Arguably the trailblazer in this field is the French former footballer David Bellion, whose playing career encompassed stints at Sunderland and Manchester United. Bellion retired as a player at Paris club Red Star, which although overshadowed by the behemoth that is Paris Saint-German has a long tradition of its own as the fourth oldest football club in France.
Soon after hanging up his boots in 2016, Bellion became Red Star’s creative director by persuading the club president that the role was necessary – and that he had what it took to make a success of it – and began working with Amsterdam-based fashion brand Lack of Guidance on a fresh approach to kit design. It helped that the president is himself a creative person: film producer Patrice Haddad. “Of course,” Bellion recalled in an interview, “we had previously had many conversations about how to build bridges between football and global culture, involving art, photography, music, food, cinematography, architecture and anything that could be involved in Red Star.”
So, with the likes of Bellion, Andrade and now Palace’s Annan-Jonathan, football is increasingly exploring its creative side in a way not directly associated with phrases such as ‘cultured left foot’. While I do not envisage the floodgates opening, I believe more clubs in England and elsewhere will follow suit in trying to exploit that sweet spot where passion for the beautiful game and growth opportunities with a wider cultural dimension overlap.

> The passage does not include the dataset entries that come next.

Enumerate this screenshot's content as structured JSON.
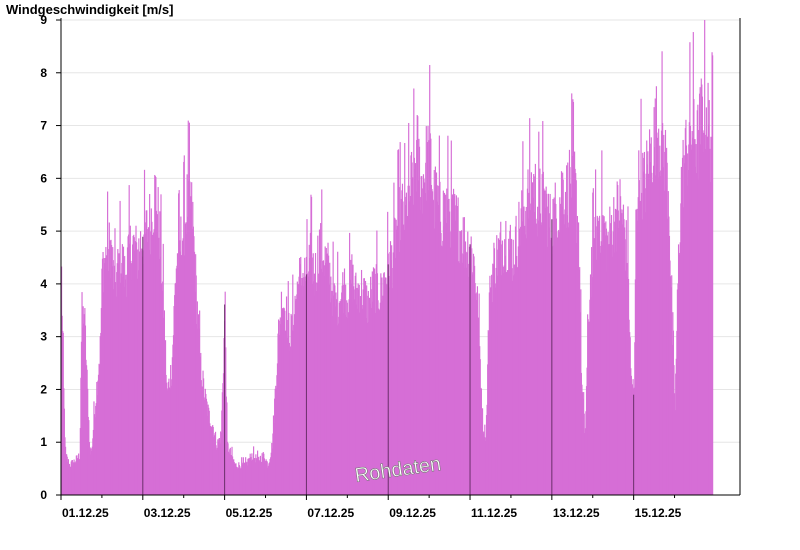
{
  "colors": {
    "bar_fill": "#d66ed6",
    "axis": "#000000",
    "grid": "#e6e6e6",
    "day_marker": "#6a2f6a"
  },
  "watermark": "Rohdaten",
  "chart_data": {
    "type": "bar",
    "title": "Windgeschwindigkeit [m/s]",
    "xlabel": "",
    "ylabel": "",
    "ylim": [
      0,
      9
    ],
    "y_ticks": [
      0,
      1,
      2,
      3,
      4,
      5,
      6,
      7,
      8,
      9
    ],
    "x_range_days": [
      0,
      16.6
    ],
    "x_ticks": [
      {
        "label": "01.12.25",
        "day": 0
      },
      {
        "label": "03.12.25",
        "day": 2
      },
      {
        "label": "05.12.25",
        "day": 4
      },
      {
        "label": "07.12.25",
        "day": 6
      },
      {
        "label": "09.12.25",
        "day": 8
      },
      {
        "label": "11.12.25",
        "day": 10
      },
      {
        "label": "13.12.25",
        "day": 12
      },
      {
        "label": "15.12.25",
        "day": 14
      }
    ],
    "grid": true,
    "series": [
      {
        "values_description": "hourly wind speed envelope (day, m/s)",
        "envelope": [
          [
            0.0,
            4.4
          ],
          [
            0.05,
            2.2
          ],
          [
            0.1,
            0.8
          ],
          [
            0.2,
            0.6
          ],
          [
            0.35,
            0.7
          ],
          [
            0.45,
            0.8
          ],
          [
            0.48,
            3.0
          ],
          [
            0.55,
            3.8
          ],
          [
            0.62,
            2.4
          ],
          [
            0.7,
            0.8
          ],
          [
            0.75,
            1.0
          ],
          [
            0.8,
            1.6
          ],
          [
            0.95,
            3.0
          ],
          [
            1.0,
            4.6
          ],
          [
            1.1,
            4.8
          ],
          [
            1.2,
            5.0
          ],
          [
            1.3,
            4.2
          ],
          [
            1.45,
            4.8
          ],
          [
            1.55,
            4.4
          ],
          [
            1.65,
            4.9
          ],
          [
            1.75,
            5.0
          ],
          [
            1.85,
            4.8
          ],
          [
            1.95,
            5.1
          ],
          [
            2.05,
            5.2
          ],
          [
            2.2,
            5.6
          ],
          [
            2.3,
            6.1
          ],
          [
            2.4,
            5.2
          ],
          [
            2.5,
            3.8
          ],
          [
            2.58,
            2.0
          ],
          [
            2.7,
            2.6
          ],
          [
            2.8,
            4.6
          ],
          [
            2.9,
            5.0
          ],
          [
            3.0,
            5.4
          ],
          [
            3.1,
            6.0
          ],
          [
            3.2,
            5.6
          ],
          [
            3.3,
            4.0
          ],
          [
            3.4,
            2.6
          ],
          [
            3.5,
            2.0
          ],
          [
            3.6,
            1.6
          ],
          [
            3.7,
            1.4
          ],
          [
            3.8,
            1.0
          ],
          [
            3.9,
            1.2
          ],
          [
            4.0,
            3.8
          ],
          [
            4.05,
            1.0
          ],
          [
            4.15,
            0.8
          ],
          [
            4.25,
            0.6
          ],
          [
            4.35,
            0.6
          ],
          [
            4.5,
            0.6
          ],
          [
            4.65,
            0.8
          ],
          [
            4.8,
            0.7
          ],
          [
            4.95,
            0.8
          ],
          [
            5.05,
            0.6
          ],
          [
            5.15,
            1.0
          ],
          [
            5.22,
            2.0
          ],
          [
            5.3,
            3.2
          ],
          [
            5.4,
            4.0
          ],
          [
            5.5,
            3.6
          ],
          [
            5.6,
            3.2
          ],
          [
            5.7,
            3.8
          ],
          [
            5.8,
            4.3
          ],
          [
            5.9,
            4.4
          ],
          [
            6.0,
            4.4
          ],
          [
            6.1,
            4.8
          ],
          [
            6.2,
            4.4
          ],
          [
            6.3,
            5.0
          ],
          [
            6.4,
            4.8
          ],
          [
            6.5,
            4.6
          ],
          [
            6.6,
            4.2
          ],
          [
            6.7,
            3.8
          ],
          [
            6.8,
            4.0
          ],
          [
            6.9,
            4.2
          ],
          [
            7.0,
            4.0
          ],
          [
            7.1,
            4.4
          ],
          [
            7.2,
            4.0
          ],
          [
            7.3,
            4.2
          ],
          [
            7.4,
            4.0
          ],
          [
            7.5,
            3.8
          ],
          [
            7.6,
            4.1
          ],
          [
            7.7,
            4.2
          ],
          [
            7.8,
            4.0
          ],
          [
            7.9,
            4.4
          ],
          [
            8.0,
            4.6
          ],
          [
            8.1,
            4.8
          ],
          [
            8.2,
            5.4
          ],
          [
            8.3,
            5.7
          ],
          [
            8.4,
            5.6
          ],
          [
            8.5,
            6.0
          ],
          [
            8.6,
            6.4
          ],
          [
            8.7,
            6.9
          ],
          [
            8.8,
            6.2
          ],
          [
            8.9,
            6.6
          ],
          [
            9.0,
            6.9
          ],
          [
            9.1,
            6.0
          ],
          [
            9.2,
            5.8
          ],
          [
            9.3,
            5.6
          ],
          [
            9.4,
            5.8
          ],
          [
            9.5,
            5.7
          ],
          [
            9.6,
            5.5
          ],
          [
            9.7,
            5.4
          ],
          [
            9.8,
            5.2
          ],
          [
            9.9,
            5.0
          ],
          [
            10.0,
            5.0
          ],
          [
            10.1,
            4.6
          ],
          [
            10.2,
            3.4
          ],
          [
            10.3,
            1.4
          ],
          [
            10.38,
            1.2
          ],
          [
            10.45,
            3.8
          ],
          [
            10.55,
            4.6
          ],
          [
            10.65,
            4.8
          ],
          [
            10.75,
            5.0
          ],
          [
            10.85,
            5.2
          ],
          [
            10.95,
            5.0
          ],
          [
            11.05,
            4.8
          ],
          [
            11.15,
            5.2
          ],
          [
            11.25,
            5.6
          ],
          [
            11.35,
            5.8
          ],
          [
            11.45,
            6.0
          ],
          [
            11.55,
            6.2
          ],
          [
            11.65,
            5.8
          ],
          [
            11.75,
            6.0
          ],
          [
            11.85,
            5.8
          ],
          [
            11.95,
            5.4
          ],
          [
            12.05,
            5.6
          ],
          [
            12.15,
            5.8
          ],
          [
            12.25,
            6.2
          ],
          [
            12.35,
            6.0
          ],
          [
            12.45,
            6.4
          ],
          [
            12.55,
            6.2
          ],
          [
            12.65,
            5.2
          ],
          [
            12.72,
            2.2
          ],
          [
            12.8,
            1.2
          ],
          [
            12.88,
            3.4
          ],
          [
            12.95,
            4.6
          ],
          [
            13.05,
            5.2
          ],
          [
            13.15,
            5.6
          ],
          [
            13.25,
            5.4
          ],
          [
            13.35,
            5.0
          ],
          [
            13.45,
            5.4
          ],
          [
            13.55,
            5.6
          ],
          [
            13.65,
            5.8
          ],
          [
            13.75,
            5.4
          ],
          [
            13.85,
            4.6
          ],
          [
            13.92,
            2.4
          ],
          [
            14.0,
            2.0
          ],
          [
            14.05,
            6.0
          ],
          [
            14.15,
            6.4
          ],
          [
            14.25,
            6.2
          ],
          [
            14.35,
            6.6
          ],
          [
            14.45,
            7.0
          ],
          [
            14.55,
            7.4
          ],
          [
            14.65,
            7.2
          ],
          [
            14.75,
            6.8
          ],
          [
            14.85,
            6.0
          ],
          [
            14.92,
            3.4
          ],
          [
            15.0,
            1.8
          ],
          [
            15.08,
            4.6
          ],
          [
            15.15,
            6.2
          ],
          [
            15.25,
            6.8
          ],
          [
            15.35,
            7.2
          ],
          [
            15.45,
            7.4
          ],
          [
            15.55,
            7.0
          ],
          [
            15.65,
            7.6
          ],
          [
            15.75,
            7.8
          ],
          [
            15.85,
            7.2
          ],
          [
            15.93,
            7.0
          ]
        ]
      }
    ]
  }
}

Clearly, successful candidates should possess the right mix of sports marketing expertise and creative skills given that fashion can be notoriously fickle. Moreover, there is always the possibility of a damaging own goal. Liverpool footballers were widely mocked for the cream Armani suits they wore ahead of the 1996 FA Cup final – a game they lost 1-0 to bitter rivals Manchester United.
Even after all these years, former United manager Sir Alex Ferguson has refused to let that fashion faux pas go. In May, while giving a pep talk to rugby union team Sale ahead of their Premiership final clash with Saracens, he said: “I'm telling you, don't wear a white suit for Christ's sake! Concentration...you're not there to enjoy it, you're there to win."
It will be fascinating to see how many creative directors are appointed and who can hit on a winning formula.